Illustration: Chen Xia/GT
The Biden administration updated on Tuesday its Xinjiang supply chain business advisory. It threatens American enterprises with excuses such as the "use of forced labor" and "human rights abuses," saying that "businesses and individuals that do not exit supply chains, ventures, and/or investments connected to Xinjiang could run a high risk of violating US law."
All of the US' recent moves against China's Xinjiang follow an assembly line-like pattern.
First, Washington picks an industry in which it takes China as a threat to US industries. Second, it uses trumped-up charges, like threatening data security and violating human rights. Then, it funds media and social groups to launch a propaganda war against it. And finally, it takes advantage of groups it funds to justify its unreasonable, confrontational policies against China.
The US forcibly linked so-called "forced labor" and "human rights abuses" with Xinjiang's cotton and photovoltaic industries, so as to squeeze the living space of Chinese enterprises and make excess profits for the US.
The US had dominated the global cotton market for years, but its global share is now much smaller than that in 2004. As for photovoltaic power, there were 75 major solar parts factories in the US, most of which have been closed, according to Bloomberg.
US politicians blame China for that, but they will never talk about the real, complicated factors - some of which are attributed to the US itself - behind those changes of numbers. US' inconsistent and piecemeal policy is one among the factors. As long as they can convince people there is a need to counter and contain China, it is enough for them.
China's high-tech giant Huawei is another victim of US dirty tricks. The US accuses Huawei of engaging in data espionage, but it has never provided any evidence. In the meantime, Washington has been lobbying allies to join its anti-Huawei campaign, while having media hype its accusations, distorting and demonizing the image of Huawei.
Cotton is a pillar industry in Xinjiang, and the region is a major source of polysilicon, used to make solar panels. It has become a thorn in the side of anti-China forces in the US-led West.
In the first place, they portrayed Xinjiang as a place where human rights are frequently violated to provide a reasonable context for their "forced labor" accusation. They upheld the banner of human rights to slander China's governance in Xinjiang and regional development in a bid to crack down on local industries. Next, they referred to administrative methods to legitimatize their vicious intent and threatened American businesses and individuals to stay away from Xinjiang in the name of law.

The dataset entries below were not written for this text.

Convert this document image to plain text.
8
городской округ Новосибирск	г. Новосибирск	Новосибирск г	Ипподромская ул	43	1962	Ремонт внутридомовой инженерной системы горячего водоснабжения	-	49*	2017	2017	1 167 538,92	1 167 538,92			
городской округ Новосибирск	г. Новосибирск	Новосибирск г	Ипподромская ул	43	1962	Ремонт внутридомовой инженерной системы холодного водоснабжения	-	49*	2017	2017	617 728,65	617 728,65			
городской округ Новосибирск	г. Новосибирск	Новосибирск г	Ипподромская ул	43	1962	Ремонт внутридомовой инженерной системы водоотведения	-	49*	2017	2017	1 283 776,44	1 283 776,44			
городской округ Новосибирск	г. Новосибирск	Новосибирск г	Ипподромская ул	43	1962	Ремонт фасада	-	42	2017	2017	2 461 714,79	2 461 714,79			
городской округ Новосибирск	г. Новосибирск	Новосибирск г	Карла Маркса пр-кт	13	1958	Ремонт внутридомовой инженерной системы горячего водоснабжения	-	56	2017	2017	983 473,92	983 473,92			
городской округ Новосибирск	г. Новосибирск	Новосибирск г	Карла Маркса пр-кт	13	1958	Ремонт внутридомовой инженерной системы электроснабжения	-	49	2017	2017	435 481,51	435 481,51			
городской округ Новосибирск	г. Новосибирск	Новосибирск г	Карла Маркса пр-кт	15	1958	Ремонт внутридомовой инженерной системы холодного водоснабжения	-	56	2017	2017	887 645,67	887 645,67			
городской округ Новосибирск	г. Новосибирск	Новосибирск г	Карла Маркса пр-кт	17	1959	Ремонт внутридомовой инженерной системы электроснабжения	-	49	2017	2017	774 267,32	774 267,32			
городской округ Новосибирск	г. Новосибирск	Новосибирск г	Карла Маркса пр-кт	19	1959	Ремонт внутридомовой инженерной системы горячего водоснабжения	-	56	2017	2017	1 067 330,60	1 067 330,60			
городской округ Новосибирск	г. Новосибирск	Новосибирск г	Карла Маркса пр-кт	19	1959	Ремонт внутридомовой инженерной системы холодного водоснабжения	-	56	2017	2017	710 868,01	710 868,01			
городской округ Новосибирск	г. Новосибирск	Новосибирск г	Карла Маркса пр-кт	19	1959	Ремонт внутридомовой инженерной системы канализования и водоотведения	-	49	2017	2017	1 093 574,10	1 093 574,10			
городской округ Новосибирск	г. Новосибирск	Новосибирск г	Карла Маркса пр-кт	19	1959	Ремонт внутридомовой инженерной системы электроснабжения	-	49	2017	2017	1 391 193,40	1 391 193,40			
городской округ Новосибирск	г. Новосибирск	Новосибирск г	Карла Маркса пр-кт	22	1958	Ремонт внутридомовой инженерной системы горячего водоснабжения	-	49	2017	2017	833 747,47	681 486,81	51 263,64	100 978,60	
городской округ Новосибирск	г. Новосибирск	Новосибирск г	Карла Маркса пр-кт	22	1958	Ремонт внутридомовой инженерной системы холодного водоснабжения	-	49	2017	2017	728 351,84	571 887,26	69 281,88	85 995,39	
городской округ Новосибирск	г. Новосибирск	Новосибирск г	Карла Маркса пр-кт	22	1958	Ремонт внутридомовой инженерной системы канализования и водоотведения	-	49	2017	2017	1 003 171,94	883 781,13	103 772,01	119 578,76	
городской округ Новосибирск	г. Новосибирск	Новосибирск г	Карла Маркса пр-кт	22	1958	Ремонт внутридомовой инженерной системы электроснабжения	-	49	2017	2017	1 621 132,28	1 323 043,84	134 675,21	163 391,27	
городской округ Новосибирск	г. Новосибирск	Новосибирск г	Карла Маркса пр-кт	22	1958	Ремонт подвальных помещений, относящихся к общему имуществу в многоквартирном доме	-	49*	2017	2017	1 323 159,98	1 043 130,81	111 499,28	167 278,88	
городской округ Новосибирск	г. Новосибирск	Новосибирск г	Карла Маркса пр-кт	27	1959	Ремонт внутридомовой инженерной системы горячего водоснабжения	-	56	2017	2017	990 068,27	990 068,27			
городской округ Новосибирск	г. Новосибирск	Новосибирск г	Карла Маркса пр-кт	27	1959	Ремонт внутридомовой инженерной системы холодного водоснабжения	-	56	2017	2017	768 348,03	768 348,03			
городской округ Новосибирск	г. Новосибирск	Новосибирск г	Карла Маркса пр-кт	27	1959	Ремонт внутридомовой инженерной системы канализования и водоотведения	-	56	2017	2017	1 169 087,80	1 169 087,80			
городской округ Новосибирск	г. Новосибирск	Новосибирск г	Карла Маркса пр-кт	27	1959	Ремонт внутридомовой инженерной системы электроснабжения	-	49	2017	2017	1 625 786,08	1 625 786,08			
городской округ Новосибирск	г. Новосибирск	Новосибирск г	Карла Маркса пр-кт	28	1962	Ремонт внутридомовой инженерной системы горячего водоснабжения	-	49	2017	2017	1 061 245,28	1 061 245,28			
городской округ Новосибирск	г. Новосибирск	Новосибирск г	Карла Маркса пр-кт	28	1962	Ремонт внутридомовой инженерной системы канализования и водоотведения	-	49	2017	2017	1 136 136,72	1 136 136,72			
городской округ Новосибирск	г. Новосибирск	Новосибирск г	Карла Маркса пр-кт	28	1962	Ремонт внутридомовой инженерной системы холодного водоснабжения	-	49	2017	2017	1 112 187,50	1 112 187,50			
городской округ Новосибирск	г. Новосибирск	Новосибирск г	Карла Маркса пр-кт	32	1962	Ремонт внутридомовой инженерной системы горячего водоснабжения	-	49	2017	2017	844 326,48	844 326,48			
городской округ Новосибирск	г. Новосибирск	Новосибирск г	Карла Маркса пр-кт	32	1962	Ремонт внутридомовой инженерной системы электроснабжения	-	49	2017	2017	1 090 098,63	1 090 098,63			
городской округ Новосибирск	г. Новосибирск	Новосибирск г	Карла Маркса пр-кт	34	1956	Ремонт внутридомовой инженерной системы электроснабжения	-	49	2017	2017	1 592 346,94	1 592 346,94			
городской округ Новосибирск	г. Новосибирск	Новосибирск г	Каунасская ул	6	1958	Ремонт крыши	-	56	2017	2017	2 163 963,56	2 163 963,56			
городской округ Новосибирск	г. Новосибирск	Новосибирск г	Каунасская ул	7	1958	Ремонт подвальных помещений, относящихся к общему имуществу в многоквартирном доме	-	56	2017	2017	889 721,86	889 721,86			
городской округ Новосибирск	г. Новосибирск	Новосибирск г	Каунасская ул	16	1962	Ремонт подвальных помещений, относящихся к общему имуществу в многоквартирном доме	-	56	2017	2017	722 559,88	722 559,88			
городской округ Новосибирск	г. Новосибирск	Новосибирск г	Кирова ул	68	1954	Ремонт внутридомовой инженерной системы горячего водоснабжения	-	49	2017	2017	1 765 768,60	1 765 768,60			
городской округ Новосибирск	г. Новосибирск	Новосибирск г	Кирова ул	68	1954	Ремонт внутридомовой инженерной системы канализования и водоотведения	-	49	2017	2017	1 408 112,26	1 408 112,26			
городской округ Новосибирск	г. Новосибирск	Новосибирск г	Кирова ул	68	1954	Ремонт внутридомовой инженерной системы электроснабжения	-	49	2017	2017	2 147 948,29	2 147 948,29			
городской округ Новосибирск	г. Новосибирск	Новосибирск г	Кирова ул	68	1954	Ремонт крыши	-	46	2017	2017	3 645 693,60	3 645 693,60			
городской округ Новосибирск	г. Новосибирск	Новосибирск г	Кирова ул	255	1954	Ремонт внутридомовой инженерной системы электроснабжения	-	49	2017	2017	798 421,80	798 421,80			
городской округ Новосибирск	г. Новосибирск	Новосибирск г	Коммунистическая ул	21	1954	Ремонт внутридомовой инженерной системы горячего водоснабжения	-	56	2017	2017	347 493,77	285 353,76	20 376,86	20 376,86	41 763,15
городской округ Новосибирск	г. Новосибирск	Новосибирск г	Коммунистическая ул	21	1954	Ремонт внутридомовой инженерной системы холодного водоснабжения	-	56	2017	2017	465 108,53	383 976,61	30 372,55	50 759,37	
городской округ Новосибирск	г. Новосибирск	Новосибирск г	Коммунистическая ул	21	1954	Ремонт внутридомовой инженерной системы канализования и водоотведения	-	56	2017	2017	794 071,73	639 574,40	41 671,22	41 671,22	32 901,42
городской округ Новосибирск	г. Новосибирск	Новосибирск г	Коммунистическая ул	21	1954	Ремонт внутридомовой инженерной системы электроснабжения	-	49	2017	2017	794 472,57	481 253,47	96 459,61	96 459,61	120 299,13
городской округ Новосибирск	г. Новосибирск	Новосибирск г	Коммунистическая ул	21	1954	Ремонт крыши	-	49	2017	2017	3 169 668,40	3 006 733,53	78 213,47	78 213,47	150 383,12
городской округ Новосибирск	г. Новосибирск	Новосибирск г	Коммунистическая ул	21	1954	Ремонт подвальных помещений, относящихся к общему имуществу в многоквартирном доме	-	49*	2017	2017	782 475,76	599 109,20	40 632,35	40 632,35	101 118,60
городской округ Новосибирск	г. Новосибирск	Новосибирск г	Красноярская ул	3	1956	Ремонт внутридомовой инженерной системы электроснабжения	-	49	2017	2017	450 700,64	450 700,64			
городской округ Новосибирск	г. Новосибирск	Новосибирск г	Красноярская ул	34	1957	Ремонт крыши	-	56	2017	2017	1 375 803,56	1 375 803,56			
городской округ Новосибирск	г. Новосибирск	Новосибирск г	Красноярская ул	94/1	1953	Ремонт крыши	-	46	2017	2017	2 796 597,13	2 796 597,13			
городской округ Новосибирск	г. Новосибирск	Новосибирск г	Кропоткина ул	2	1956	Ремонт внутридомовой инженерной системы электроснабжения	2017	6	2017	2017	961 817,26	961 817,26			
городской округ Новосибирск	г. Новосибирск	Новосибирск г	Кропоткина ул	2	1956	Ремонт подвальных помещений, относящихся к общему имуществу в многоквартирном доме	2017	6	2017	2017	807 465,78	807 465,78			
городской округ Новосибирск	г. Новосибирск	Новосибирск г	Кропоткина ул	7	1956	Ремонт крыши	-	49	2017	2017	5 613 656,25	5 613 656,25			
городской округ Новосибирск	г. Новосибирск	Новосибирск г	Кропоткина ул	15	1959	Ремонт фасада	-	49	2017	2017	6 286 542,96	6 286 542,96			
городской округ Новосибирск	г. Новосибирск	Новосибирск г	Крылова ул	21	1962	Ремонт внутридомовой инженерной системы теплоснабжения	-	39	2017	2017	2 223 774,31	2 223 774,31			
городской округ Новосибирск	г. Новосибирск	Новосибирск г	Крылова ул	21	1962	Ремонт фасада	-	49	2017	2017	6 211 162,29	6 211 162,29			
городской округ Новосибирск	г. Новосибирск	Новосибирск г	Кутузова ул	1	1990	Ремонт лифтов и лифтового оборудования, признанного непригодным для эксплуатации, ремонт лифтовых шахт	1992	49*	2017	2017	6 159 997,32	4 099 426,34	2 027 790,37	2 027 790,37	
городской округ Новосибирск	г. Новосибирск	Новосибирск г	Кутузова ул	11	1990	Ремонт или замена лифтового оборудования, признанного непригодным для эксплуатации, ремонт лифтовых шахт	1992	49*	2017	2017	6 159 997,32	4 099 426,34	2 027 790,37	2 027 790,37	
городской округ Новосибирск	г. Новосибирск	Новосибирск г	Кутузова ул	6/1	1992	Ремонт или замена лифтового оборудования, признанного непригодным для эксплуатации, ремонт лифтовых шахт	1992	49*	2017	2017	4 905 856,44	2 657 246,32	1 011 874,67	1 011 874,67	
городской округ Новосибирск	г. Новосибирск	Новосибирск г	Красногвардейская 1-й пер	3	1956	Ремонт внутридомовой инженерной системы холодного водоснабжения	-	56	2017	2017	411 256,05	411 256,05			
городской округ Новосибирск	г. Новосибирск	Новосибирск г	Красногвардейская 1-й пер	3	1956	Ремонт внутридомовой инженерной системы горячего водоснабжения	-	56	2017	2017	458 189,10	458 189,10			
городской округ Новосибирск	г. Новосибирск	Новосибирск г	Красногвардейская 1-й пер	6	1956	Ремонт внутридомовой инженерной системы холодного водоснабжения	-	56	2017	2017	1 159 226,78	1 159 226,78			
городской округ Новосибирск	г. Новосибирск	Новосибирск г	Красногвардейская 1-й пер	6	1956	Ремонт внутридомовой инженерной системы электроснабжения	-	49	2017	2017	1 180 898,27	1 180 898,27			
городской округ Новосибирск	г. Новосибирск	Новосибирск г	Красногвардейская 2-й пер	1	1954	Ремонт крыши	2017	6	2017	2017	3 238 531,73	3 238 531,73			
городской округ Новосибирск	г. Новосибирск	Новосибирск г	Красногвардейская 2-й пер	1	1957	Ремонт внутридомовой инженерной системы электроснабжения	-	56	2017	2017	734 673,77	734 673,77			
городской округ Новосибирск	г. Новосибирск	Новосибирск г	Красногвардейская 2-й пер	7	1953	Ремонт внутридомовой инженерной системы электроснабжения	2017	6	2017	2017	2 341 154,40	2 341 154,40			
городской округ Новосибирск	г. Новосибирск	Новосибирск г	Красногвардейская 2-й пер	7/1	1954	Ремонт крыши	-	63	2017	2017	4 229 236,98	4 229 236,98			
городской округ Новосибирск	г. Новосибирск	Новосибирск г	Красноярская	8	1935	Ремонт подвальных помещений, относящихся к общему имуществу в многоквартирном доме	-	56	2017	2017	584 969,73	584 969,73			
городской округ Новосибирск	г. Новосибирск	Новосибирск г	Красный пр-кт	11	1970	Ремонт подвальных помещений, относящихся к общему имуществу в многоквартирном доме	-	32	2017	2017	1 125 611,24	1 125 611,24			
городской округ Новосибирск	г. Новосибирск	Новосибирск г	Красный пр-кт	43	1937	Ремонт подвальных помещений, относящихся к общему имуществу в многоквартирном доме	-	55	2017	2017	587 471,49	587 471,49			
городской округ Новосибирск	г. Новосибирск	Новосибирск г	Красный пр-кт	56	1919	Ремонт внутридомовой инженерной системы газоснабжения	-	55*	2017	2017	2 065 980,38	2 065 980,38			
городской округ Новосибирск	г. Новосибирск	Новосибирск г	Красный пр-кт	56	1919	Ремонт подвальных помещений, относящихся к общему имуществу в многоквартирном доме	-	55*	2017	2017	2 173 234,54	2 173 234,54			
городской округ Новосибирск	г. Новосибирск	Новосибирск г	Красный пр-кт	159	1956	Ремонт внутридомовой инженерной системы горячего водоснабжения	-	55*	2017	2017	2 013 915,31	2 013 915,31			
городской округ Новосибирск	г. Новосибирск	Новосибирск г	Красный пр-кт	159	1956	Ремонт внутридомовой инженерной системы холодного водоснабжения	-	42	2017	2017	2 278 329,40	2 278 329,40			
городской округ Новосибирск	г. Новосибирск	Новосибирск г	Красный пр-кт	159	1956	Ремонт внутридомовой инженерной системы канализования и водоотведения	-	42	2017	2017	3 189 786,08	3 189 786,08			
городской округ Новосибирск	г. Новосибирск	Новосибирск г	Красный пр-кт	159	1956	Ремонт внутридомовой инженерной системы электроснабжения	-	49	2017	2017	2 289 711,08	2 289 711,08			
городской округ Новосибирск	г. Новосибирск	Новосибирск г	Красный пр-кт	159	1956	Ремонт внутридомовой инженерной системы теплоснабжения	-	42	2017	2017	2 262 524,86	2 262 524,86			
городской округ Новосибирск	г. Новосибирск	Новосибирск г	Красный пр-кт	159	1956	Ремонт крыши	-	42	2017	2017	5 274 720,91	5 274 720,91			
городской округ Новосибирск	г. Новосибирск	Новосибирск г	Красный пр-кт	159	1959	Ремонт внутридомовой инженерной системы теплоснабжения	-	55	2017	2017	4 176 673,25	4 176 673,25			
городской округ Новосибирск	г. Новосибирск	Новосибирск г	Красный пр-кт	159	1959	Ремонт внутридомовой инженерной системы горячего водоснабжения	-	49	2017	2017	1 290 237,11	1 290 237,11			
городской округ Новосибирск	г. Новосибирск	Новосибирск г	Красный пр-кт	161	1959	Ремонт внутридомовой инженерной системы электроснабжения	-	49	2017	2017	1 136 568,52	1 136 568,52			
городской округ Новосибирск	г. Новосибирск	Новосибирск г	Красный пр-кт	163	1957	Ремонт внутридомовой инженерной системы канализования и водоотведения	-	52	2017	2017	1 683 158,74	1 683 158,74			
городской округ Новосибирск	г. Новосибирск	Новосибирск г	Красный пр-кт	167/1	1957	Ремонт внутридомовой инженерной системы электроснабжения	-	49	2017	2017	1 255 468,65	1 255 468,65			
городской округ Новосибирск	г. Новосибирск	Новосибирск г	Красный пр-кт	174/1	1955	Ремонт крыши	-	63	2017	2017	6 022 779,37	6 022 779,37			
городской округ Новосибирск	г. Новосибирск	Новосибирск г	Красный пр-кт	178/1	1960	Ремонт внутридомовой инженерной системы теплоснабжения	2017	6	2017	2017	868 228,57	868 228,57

If the US succeeds in its Xinjiang attempts, it will be targeting China's other key industries that it views as threats, trying to strip them from the global industrial chain. This will trigger a domino effect, Li Haidong, a professor at the Institute of International Relations of China Foreign Affairs University, told the Global Times on Wednesday. "This is a very sinister and vicious move. We must not compromise, because it involves China's core interests of national security and development."
In the face of US' intention to create unemployment and poverty, disrupt Xinjiang, and contain China's development, "we should expose US malice to the world, fully expose its ambition, and make clear that it goes against the people's will to destroy the global economy and market rules through its political manipulation," Li said.
As China has issued the Anti-Foreign Sanctions Law, countermeasures on the unjustified extraterritorial application of foreign laws, and a list of unreliable entities, the country has formed its own toolbox against sanctions, interference and long-arm jurisdiction.
If politicians bring businesses into trouble in both China and the US for their own political gain, these capital-backed politicians will actually shoot themselves in the foot.